One problem here is that there are two distinct time domains:
I think it comes down to "product concept", not academics. If you think of the simulator as a showoff for the microcode emulation in the core, then one simulates "performance" of the core, and show that one can nicely emulate the 8051 instruction set... Presumably, professionals in this space compete on the accuracy of the core timing and the instruction decoding, which is no doubt full of theoretical issues to war over, for fun. If the tool is for software types to build demos, as a rapid developement tool, pre board design/manufacturing, it needs a prototyping emphasis - and concept work for THAT audience. The fun part of the simulator was always the extension modules: seeing the I2C device, visually, was fun. Seeing the LED visualization was fun. Getting blinky() to work, naturally, could have been fun... acting as a sanity check. I was almost tempted to write my own extension for fun... now Im not. The product concept is evidently flawed - for my purposes. I have no interest whatsoever in the accuracy of simulation, re core timing. Its irrelevant to making a mockup of a product, that will use a commoidity uP on commodity boards. So there you have the result: I cannot show my customer a blinking led on the simualted front panel (or, rather, it blinks at about 20ms rate, clocktime, on my CPU) I cannot send packets through the redirected COM port to the simulator process, and have the IP stack behave normally re protocol exceptions, based on timers. This seems a shame, as both features are almost there, and the tool is almost really valuable for rapid application development. While I could probably now introduce a 50mS period external signal into the simulator as a "trick", I dont think Ill bother. I'd be fighting the product concept, and thats rarely a good idea. Peter.
May I add a comment just to establish some perspective?
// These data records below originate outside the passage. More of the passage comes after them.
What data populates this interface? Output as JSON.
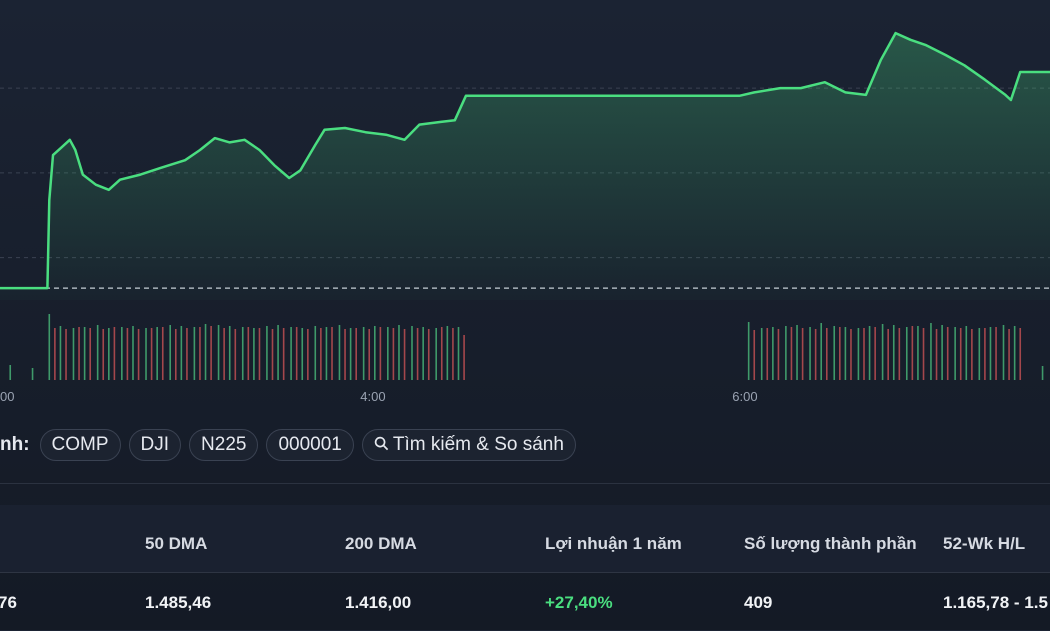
{
  "chart_data": {
    "type": "line",
    "color": "#4ade80",
    "x": [
      1.99,
      2.25,
      2.26,
      2.28,
      2.32,
      2.37,
      2.4,
      2.44,
      2.51,
      2.58,
      2.64,
      2.75,
      2.86,
      2.99,
      3.07,
      3.15,
      3.23,
      3.31,
      3.39,
      3.47,
      3.55,
      3.61,
      3.69,
      3.74,
      3.85,
      3.96,
      4.07,
      4.17,
      4.25,
      4.36,
      4.44,
      4.5,
      5.97,
      6.05,
      6.19,
      6.3,
      6.43,
      6.54,
      6.65,
      6.73,
      6.81,
      6.89,
      6.97,
      7.08,
      7.18,
      7.29,
      7.4,
      7.43,
      7.48,
      7.64
    ],
    "values": [
      1496.4,
      1496.4,
      1506.8,
      1512.1,
      1512.9,
      1513.9,
      1512.7,
      1509.8,
      1508.6,
      1508.0,
      1509.2,
      1509.8,
      1510.6,
      1511.5,
      1512.7,
      1514.1,
      1513.6,
      1513.9,
      1512.7,
      1510.9,
      1509.4,
      1510.3,
      1513.3,
      1515.1,
      1515.3,
      1514.8,
      1514.5,
      1513.9,
      1515.7,
      1516.0,
      1516.2,
      1519.1,
      1519.1,
      1519.5,
      1520.0,
      1520.0,
      1520.7,
      1519.5,
      1519.2,
      1523.3,
      1526.5,
      1525.7,
      1525.1,
      1523.9,
      1522.7,
      1521.0,
      1519.2,
      1518.6,
      1521.9,
      1521.9
    ],
    "xlim": [
      1.995,
      7.64
    ],
    "xticks": [
      {
        "value": 2,
        "label": "00"
      },
      {
        "value": 4,
        "label": "4:00"
      },
      {
        "value": 6,
        "label": "6:00"
      }
    ],
    "ylim": [
      1495,
      1530.4
    ],
    "yticks": [
      1500,
      1510,
      1520
    ],
    "reference_line": 1496.4,
    "volume": {
      "ylim": [
        0,
        70
      ],
      "series": [
        {
          "color": "#3f9a6a",
          "x": [
            1.99,
            2.05,
            2.17,
            2.26,
            2.32,
            2.39,
            2.45,
            2.52,
            2.58,
            2.65,
            2.71,
            2.78,
            2.84,
            2.91,
            2.97,
            3.04,
            3.1,
            3.17,
            3.23,
            3.3,
            3.36,
            3.43,
            3.49,
            3.56,
            3.62,
            3.69,
            3.75,
            3.82,
            3.88,
            3.95,
            4.01,
            4.08,
            4.14,
            4.21,
            4.27,
            4.34,
            4.4,
            4.46,
            6.02,
            6.09,
            6.15,
            6.22,
            6.28,
            6.35,
            6.41,
            6.48,
            6.54,
            6.61,
            6.67,
            6.74,
            6.8,
            6.87,
            6.93,
            7.0,
            7.06,
            7.13,
            7.19,
            7.26,
            7.32,
            7.39,
            7.45,
            7.6
          ],
          "values": [
            20,
            15,
            12,
            66,
            54,
            52,
            53,
            55,
            52,
            53,
            54,
            52,
            53,
            55,
            54,
            53,
            56,
            55,
            54,
            53,
            52,
            54,
            55,
            53,
            52,
            54,
            53,
            55,
            52,
            53,
            54,
            53,
            55,
            54,
            53,
            52,
            54,
            53,
            58,
            52,
            53,
            54,
            55,
            53,
            57,
            54,
            53,
            52,
            54,
            56,
            55,
            53,
            54,
            57,
            55,
            53,
            54,
            52,
            53,
            55,
            54,
            14
          ]
        },
        {
          "color": "#a4474c",
          "x": [
            2.29,
            2.35,
            2.42,
            2.48,
            2.55,
            2.61,
            2.68,
            2.74,
            2.81,
            2.87,
            2.94,
            3.0,
            3.07,
            3.13,
            3.2,
            3.26,
            3.33,
            3.39,
            3.46,
            3.52,
            3.59,
            3.65,
            3.72,
            3.78,
            3.85,
            3.91,
            3.98,
            4.04,
            4.11,
            4.17,
            4.24,
            4.3,
            4.37,
            4.43,
            4.49,
            6.05,
            6.12,
            6.18,
            6.25,
            6.31,
            6.38,
            6.44,
            6.51,
            6.57,
            6.64,
            6.7,
            6.77,
            6.83,
            6.9,
            6.96,
            7.03,
            7.09,
            7.16,
            7.22,
            7.29,
            7.35,
            7.42,
            7.48
          ],
          "values": [
            52,
            51,
            53,
            52,
            51,
            53,
            52,
            51,
            52,
            53,
            51,
            52,
            53,
            54,
            52,
            51,
            53,
            52,
            51,
            52,
            53,
            51,
            52,
            53,
            51,
            52,
            51,
            53,
            52,
            51,
            52,
            51,
            53,
            52,
            45,
            50,
            52,
            51,
            53,
            52,
            51,
            52,
            53,
            51,
            52,
            53,
            51,
            52,
            54,
            52,
            51,
            53,
            52,
            51,
            52,
            53,
            51,
            52
          ]
        }
      ]
    }
  },
  "compare": {
    "label": "nh:",
    "items": [
      "COMP",
      "DJI",
      "N225",
      "000001",
      "Tìm kiếm & So sánh"
    ]
  },
  "table": {
    "columns": [
      {
        "value": "76"
      },
      {
        "header": "50 DMA",
        "value": "1.485,46"
      },
      {
        "header": "200 DMA",
        "value": "1.416,00"
      },
      {
        "header": "Lợi nhuận 1 năm",
        "value": "+27,40%"
      },
      {
        "header": "Số lượng thành phần",
        "value": "409"
      },
      {
        "header": "52-Wk H/L",
        "value": "1.165,78 - 1.5"
      }
    ]
  }
}
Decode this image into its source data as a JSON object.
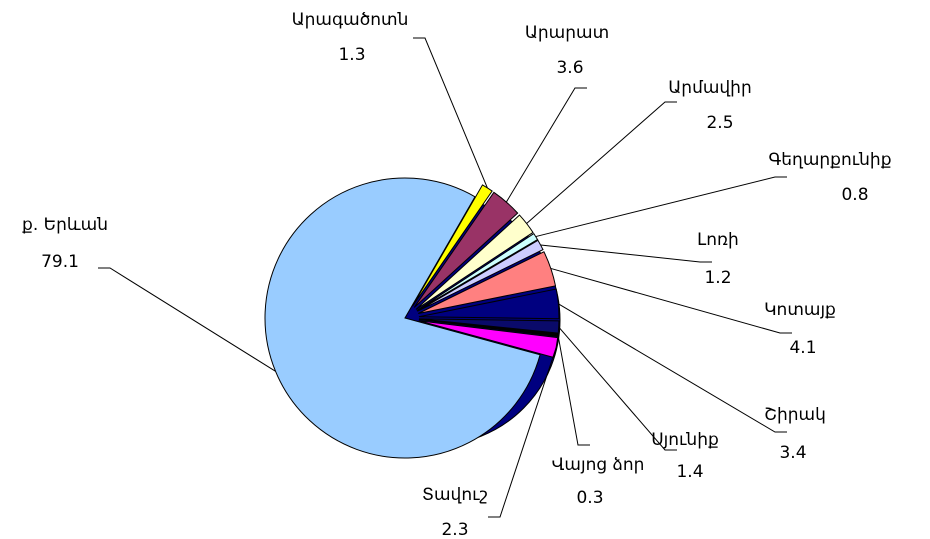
{
  "chart_data": {
    "type": "pie",
    "categories": [
      "ք. Երևան",
      "Արագածոտն",
      "Արարատ",
      "Արմավիր",
      "Գեղարքունիք",
      "Լոռի",
      "Կոտայք",
      "Շիրակ",
      "Սյունիք",
      "Վայոց ձոր",
      "Տավուշ"
    ],
    "values": [
      79.1,
      1.3,
      3.6,
      2.5,
      0.8,
      1.2,
      4.1,
      3.4,
      1.4,
      0.3,
      2.3
    ],
    "colors": [
      "#99ccff",
      "#ffff00",
      "#993366",
      "#ffffcc",
      "#ccffff",
      "#ccccff",
      "#ff8080",
      "#000080",
      "#0a0a6a",
      "#000000",
      "#ff00ff"
    ]
  }
}
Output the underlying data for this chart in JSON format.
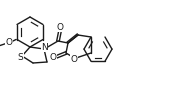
{
  "bg_color": "#ffffff",
  "line_color": "#1a1a1a",
  "line_width": 1.0,
  "font_size": 6.5,
  "fig_width": 1.83,
  "fig_height": 0.87,
  "dpi": 100,
  "xlim": [
    0,
    183
  ],
  "ylim": [
    0,
    87
  ]
}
I remember writing in asm51 (no C compiler yet), using my own DOS batch files as my make utility, and debugging the code with port pins and an oscilloscope. The first time I used PK51 I was so happy and I couldn't believe how much this tool allowed me to do. It was like being a caveman who discovers fire, the wheel, and refrigeration all at once. When a slick new 51 variant comes out sure I'd like to have the new features supported in simulation right away but that never holds me back, the Keil tools are great.